HomeLife

Days Like These

Days.

We all have ’em – right?

Here’s the ups and downs of yesterday at this house.

(I think I’ll put a Pollyanna spin on my day.  Just for kicks, you know.  Remember Pollyanna?  That kid in an old movie who changes a whole town with her upbeat, optimistic attitude?  She takes horrible aspects of her life and spins them with sticky-sweet cheerfulness.)

I woke up super sleepy  (I blame this on late night Survivor watching)  and  I decided that sleeping an extra half hour was a better use of my time than a shower.   So my hair looked rowdy today.  It sort of surprised me every time I caught my reflection in the microwave.   (But I guess that means tomorrow I will look fresh and new just by showering.)

At lunch over at the Lodge Piper knocked over her drink.  Her tall glass of grape juice.  It covered a large area with speed and efficiency.  (Hey, at least she was not sitting in my lap so no grape juice splattered on my clothes.)

While at the Lodge Bergen announced with urgency, “I have to go to bathroom” while making a face and holding his bum in a way that stated clearly, and more accurately, “I think I might have already gone to the bathroom.”  He had.
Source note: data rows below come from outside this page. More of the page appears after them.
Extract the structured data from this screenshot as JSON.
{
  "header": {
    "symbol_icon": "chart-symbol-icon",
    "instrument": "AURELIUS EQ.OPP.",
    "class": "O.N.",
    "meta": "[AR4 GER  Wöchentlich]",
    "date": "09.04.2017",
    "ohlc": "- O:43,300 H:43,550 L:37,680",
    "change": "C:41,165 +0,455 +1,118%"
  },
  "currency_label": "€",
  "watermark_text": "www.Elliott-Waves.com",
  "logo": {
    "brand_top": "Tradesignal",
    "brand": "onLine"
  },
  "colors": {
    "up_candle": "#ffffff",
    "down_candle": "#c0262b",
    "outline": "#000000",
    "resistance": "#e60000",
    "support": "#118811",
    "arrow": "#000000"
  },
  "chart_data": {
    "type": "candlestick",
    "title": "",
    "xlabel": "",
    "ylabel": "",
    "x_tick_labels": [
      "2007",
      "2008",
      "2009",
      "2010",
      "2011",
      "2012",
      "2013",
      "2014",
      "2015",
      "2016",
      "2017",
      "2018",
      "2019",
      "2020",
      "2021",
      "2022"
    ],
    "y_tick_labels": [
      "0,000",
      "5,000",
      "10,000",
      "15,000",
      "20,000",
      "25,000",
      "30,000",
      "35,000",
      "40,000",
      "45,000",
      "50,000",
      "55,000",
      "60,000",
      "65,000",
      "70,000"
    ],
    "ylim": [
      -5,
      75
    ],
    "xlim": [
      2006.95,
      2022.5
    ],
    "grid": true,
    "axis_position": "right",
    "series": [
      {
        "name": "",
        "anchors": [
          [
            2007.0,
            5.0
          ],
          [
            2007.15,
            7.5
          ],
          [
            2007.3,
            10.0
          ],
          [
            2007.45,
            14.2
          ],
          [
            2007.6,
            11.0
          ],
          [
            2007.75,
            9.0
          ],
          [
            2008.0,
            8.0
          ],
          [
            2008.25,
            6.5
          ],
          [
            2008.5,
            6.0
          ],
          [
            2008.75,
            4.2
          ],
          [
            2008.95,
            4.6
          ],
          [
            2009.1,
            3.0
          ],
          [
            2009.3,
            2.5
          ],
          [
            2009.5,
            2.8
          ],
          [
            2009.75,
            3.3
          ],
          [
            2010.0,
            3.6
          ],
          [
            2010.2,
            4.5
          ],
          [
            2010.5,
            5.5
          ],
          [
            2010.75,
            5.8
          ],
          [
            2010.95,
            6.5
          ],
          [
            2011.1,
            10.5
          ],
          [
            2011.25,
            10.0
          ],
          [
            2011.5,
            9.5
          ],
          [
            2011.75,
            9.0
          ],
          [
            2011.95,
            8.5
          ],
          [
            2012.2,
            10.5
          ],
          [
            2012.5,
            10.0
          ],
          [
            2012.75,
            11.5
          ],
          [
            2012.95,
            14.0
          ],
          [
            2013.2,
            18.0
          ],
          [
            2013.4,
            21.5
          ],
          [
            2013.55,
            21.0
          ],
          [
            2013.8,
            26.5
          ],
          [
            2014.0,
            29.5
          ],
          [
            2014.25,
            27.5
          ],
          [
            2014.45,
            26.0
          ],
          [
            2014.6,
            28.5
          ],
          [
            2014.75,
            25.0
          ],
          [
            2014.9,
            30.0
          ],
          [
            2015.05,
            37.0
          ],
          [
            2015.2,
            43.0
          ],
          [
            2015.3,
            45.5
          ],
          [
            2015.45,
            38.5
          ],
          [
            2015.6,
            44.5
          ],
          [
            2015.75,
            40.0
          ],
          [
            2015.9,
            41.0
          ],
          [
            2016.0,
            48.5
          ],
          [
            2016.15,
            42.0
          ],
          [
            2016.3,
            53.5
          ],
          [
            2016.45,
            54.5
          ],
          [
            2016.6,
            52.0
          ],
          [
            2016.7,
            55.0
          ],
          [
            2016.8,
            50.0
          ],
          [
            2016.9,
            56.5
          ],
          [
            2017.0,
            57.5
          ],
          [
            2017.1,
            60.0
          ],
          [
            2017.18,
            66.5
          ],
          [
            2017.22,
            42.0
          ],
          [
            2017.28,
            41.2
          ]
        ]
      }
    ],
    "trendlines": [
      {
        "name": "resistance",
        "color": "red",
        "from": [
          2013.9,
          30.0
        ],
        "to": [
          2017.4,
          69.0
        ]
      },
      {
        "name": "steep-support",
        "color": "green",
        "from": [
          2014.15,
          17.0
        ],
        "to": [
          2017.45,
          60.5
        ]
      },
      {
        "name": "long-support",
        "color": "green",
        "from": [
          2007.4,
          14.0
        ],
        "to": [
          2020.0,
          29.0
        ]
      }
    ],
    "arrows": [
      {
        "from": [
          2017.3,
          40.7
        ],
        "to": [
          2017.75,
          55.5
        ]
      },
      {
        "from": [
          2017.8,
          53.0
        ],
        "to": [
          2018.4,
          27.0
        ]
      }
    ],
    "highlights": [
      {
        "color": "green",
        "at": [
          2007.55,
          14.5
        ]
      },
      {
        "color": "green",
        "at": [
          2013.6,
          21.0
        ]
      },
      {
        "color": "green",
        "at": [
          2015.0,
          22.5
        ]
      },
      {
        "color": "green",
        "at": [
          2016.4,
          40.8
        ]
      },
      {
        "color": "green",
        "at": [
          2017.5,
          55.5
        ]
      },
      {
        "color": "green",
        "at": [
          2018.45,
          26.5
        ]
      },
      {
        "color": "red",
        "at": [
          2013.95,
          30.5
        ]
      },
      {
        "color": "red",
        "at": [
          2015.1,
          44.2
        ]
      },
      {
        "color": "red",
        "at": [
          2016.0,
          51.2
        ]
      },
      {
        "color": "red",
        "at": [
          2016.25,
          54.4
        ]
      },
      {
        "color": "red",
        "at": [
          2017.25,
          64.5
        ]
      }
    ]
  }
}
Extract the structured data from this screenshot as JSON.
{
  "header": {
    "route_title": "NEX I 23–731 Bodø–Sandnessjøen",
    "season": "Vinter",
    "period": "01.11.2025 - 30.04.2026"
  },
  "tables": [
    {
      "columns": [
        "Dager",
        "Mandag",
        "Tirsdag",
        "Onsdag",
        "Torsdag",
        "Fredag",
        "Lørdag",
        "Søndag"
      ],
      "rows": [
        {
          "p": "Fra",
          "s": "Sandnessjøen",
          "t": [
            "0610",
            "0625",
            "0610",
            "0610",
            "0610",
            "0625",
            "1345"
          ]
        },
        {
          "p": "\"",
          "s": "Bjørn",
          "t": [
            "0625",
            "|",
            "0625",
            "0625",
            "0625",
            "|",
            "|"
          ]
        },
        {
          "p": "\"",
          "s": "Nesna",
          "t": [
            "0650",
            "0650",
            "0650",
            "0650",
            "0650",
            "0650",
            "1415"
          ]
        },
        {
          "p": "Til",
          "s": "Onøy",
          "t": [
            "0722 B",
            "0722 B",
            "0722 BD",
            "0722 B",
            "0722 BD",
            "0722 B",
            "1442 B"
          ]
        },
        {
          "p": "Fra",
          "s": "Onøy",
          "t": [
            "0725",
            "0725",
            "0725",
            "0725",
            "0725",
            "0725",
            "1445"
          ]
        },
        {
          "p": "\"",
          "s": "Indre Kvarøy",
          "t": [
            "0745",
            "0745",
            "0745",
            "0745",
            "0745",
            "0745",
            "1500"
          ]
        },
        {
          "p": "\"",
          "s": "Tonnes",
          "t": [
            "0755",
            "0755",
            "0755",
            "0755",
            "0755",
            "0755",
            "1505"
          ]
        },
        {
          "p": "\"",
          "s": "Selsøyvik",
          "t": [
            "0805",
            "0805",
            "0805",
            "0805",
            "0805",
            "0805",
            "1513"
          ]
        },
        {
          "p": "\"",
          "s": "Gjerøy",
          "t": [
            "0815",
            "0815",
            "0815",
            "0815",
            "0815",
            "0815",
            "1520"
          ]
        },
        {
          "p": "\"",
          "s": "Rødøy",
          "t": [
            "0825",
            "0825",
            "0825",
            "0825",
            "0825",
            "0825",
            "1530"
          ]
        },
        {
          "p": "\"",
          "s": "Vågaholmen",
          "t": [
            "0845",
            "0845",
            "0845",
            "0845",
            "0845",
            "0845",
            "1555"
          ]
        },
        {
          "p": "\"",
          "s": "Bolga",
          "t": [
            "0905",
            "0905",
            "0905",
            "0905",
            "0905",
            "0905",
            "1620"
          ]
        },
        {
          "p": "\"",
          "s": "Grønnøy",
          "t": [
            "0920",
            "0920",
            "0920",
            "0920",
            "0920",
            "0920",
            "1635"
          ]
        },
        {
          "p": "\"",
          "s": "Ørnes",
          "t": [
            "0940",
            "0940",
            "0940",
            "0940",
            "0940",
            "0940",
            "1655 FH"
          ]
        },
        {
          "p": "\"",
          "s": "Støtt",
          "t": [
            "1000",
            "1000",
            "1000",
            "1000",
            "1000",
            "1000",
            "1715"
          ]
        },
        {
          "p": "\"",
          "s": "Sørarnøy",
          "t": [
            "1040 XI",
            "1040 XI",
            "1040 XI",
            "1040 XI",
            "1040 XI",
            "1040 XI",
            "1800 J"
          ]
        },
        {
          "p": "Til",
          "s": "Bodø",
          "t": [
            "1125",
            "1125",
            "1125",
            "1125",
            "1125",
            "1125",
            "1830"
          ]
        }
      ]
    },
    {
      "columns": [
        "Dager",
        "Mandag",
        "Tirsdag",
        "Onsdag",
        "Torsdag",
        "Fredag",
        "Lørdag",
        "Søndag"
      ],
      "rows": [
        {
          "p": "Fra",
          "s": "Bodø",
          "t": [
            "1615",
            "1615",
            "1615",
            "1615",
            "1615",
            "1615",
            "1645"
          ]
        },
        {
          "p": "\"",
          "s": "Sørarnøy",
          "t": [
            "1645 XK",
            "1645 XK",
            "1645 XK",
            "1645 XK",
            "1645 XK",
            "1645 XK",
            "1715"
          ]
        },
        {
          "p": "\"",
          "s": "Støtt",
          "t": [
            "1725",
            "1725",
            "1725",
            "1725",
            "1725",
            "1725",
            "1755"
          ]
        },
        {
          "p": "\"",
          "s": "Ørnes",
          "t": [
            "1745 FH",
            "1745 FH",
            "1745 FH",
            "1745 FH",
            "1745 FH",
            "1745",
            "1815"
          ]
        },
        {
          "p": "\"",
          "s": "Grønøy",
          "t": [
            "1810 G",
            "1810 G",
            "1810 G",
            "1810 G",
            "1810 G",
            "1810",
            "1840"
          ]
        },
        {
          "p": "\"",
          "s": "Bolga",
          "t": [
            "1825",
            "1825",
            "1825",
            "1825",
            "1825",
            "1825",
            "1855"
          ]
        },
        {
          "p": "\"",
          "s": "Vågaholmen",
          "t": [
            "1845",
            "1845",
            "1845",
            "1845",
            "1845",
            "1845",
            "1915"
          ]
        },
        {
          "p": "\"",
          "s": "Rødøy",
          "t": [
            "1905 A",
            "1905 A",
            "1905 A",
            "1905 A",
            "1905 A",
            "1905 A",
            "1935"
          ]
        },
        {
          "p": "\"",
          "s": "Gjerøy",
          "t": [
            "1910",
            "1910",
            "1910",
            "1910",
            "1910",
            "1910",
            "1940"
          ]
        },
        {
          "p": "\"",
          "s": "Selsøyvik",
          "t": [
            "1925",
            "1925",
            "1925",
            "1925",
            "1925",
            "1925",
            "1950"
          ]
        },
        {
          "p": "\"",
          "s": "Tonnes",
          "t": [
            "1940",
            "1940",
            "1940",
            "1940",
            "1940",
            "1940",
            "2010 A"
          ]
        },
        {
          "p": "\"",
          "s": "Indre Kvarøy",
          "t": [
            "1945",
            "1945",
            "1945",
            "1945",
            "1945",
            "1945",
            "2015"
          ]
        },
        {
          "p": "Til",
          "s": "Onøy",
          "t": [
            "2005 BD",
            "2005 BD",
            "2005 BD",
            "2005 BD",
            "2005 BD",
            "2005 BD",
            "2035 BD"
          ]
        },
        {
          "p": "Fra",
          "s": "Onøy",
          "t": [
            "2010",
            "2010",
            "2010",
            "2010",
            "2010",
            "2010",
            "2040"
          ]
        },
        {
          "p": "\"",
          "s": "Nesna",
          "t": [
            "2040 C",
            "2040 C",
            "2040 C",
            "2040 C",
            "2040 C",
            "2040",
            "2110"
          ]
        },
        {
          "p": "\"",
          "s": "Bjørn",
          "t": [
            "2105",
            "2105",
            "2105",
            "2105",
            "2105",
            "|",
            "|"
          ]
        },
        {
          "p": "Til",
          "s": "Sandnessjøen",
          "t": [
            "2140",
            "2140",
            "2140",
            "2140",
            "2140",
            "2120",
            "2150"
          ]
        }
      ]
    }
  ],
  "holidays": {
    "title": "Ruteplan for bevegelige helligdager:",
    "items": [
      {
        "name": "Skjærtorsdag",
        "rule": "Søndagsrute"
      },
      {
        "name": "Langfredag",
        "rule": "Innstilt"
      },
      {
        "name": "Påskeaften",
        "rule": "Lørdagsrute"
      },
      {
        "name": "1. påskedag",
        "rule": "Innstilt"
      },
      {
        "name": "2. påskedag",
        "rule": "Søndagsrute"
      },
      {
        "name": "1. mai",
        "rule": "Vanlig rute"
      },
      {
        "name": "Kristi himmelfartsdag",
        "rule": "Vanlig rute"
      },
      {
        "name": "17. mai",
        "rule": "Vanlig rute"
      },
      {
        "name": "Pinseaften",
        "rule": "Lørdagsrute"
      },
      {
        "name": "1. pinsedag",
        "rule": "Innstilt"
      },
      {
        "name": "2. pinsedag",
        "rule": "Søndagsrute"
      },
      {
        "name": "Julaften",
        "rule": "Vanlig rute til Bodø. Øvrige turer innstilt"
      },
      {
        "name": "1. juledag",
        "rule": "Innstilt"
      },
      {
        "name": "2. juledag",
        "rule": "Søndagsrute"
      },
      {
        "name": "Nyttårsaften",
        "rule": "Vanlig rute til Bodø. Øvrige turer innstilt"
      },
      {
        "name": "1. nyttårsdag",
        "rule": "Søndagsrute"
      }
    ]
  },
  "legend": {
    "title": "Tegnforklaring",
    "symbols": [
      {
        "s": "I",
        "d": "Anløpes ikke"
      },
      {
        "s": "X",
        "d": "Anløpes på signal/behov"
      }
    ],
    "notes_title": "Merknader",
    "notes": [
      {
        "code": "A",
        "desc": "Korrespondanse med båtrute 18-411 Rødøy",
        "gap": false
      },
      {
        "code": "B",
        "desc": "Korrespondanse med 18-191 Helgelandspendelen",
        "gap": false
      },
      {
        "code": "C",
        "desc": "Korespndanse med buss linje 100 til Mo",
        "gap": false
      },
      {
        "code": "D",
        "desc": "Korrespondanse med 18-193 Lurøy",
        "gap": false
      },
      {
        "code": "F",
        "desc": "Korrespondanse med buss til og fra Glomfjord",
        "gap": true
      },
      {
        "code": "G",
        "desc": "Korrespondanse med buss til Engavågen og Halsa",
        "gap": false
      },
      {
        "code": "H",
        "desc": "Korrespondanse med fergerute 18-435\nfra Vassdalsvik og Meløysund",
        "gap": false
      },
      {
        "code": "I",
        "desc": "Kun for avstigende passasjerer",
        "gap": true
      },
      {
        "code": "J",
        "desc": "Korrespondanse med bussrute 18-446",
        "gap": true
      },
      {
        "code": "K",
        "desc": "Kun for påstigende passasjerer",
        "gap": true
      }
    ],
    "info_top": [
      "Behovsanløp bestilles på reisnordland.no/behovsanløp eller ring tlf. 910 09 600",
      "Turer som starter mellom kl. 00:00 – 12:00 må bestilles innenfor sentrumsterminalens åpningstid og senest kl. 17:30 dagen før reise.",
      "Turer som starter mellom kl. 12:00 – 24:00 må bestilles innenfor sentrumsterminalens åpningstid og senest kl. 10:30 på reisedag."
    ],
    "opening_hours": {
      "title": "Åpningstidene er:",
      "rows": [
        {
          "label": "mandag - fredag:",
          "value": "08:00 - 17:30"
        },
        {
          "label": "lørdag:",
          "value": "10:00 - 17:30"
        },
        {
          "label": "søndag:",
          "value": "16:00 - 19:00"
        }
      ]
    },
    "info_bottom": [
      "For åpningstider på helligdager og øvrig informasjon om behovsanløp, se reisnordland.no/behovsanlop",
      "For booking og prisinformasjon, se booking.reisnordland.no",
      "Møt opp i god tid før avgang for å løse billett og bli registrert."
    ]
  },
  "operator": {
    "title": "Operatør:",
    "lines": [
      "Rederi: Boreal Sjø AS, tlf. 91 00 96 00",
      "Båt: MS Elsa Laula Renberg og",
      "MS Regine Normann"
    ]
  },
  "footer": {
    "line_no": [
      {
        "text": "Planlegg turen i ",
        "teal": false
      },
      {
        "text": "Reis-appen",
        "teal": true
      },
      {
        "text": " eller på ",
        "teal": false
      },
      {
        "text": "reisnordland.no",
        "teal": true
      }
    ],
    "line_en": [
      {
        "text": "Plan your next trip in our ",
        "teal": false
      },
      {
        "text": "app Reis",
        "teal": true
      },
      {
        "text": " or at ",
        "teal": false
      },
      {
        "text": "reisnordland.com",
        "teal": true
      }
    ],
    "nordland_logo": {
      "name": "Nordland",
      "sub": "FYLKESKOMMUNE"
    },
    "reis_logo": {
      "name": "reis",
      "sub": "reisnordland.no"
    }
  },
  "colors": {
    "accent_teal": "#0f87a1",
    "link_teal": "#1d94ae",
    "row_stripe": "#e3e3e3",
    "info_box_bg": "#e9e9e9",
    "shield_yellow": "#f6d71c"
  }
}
And since I do not carry five year old bathroom emergency supplies with me any longer, he was forced to ride the half mile home in a most uncomfortable manner.  (Sorry, son.)  And upon reaching home I escorted him to the bathroom and offered my assistance.  First, I thought I would take off his sandals.  As they came off I saw something drop by his leg and assuming it was a matchbox car I reached for it.  It was not a matchbox car.  (I know, what was I thinking?)  Upon removing his jeans and his sandals I discovered that the excrement (which featured whole corn kernels if you were curious) had traveled down his entire leg, behind his knee and under his heel.  Under his heel. Just imagine that scene.  That smell.  These were not good times.  Not good times. (Curse you, Pollyanna.  Well.  I suppose Berg needed a bath anyway and accomplishing one bath before dinner was like a little head start.)

Oh, but I had not even dried Bergen off from his bath before I was accosted by my youngest daughter from her bunk where she was scheduled to be napping peacefully.  Upon entering Piper Finn’s room, she pointed to her sheet and said, “I got some poop on this.”  She then pointed to her wooden bunk itself.  “And this.”  Um – is pooping in places other than the proper receptacle contagious?    (Maybe it was time the sheets needed to be washed.  And after the poop was taken care of Finn slept happily for a long time.)

Later that evening, unloading the children at the Lodge for dinner, (It’s summer here, even if it’s spring where you live.  Hello Lodge meals, goodbye kitchen chores.) I grabbed my bag and heard a sloshing sound.  “Oh no!”  Otto’s applesauce spilled out of its container and was slipping in my bag.  Sympathetic sighs all around and Theresa’s quick action helped salvage most of the bag’s contents.   (Spilled applesauce smells better than spilled milk.)

Because we used Otto’s bib to clean up the applesauce spill, Little Wilde Man was forced to eat sans shirt protection.  And he was pretty messy with his pears and remaining applesauce.  So he was forced to break the shirts-must-be-worn-at-all-times rule in the dining hall.  (But his sweet chest is so adorable that he was quite the catch regardless.)

Thanks Pollyanna.  I guess my day could have been worse.   (And if this wasn’t my life, what in the world would I have to write about?)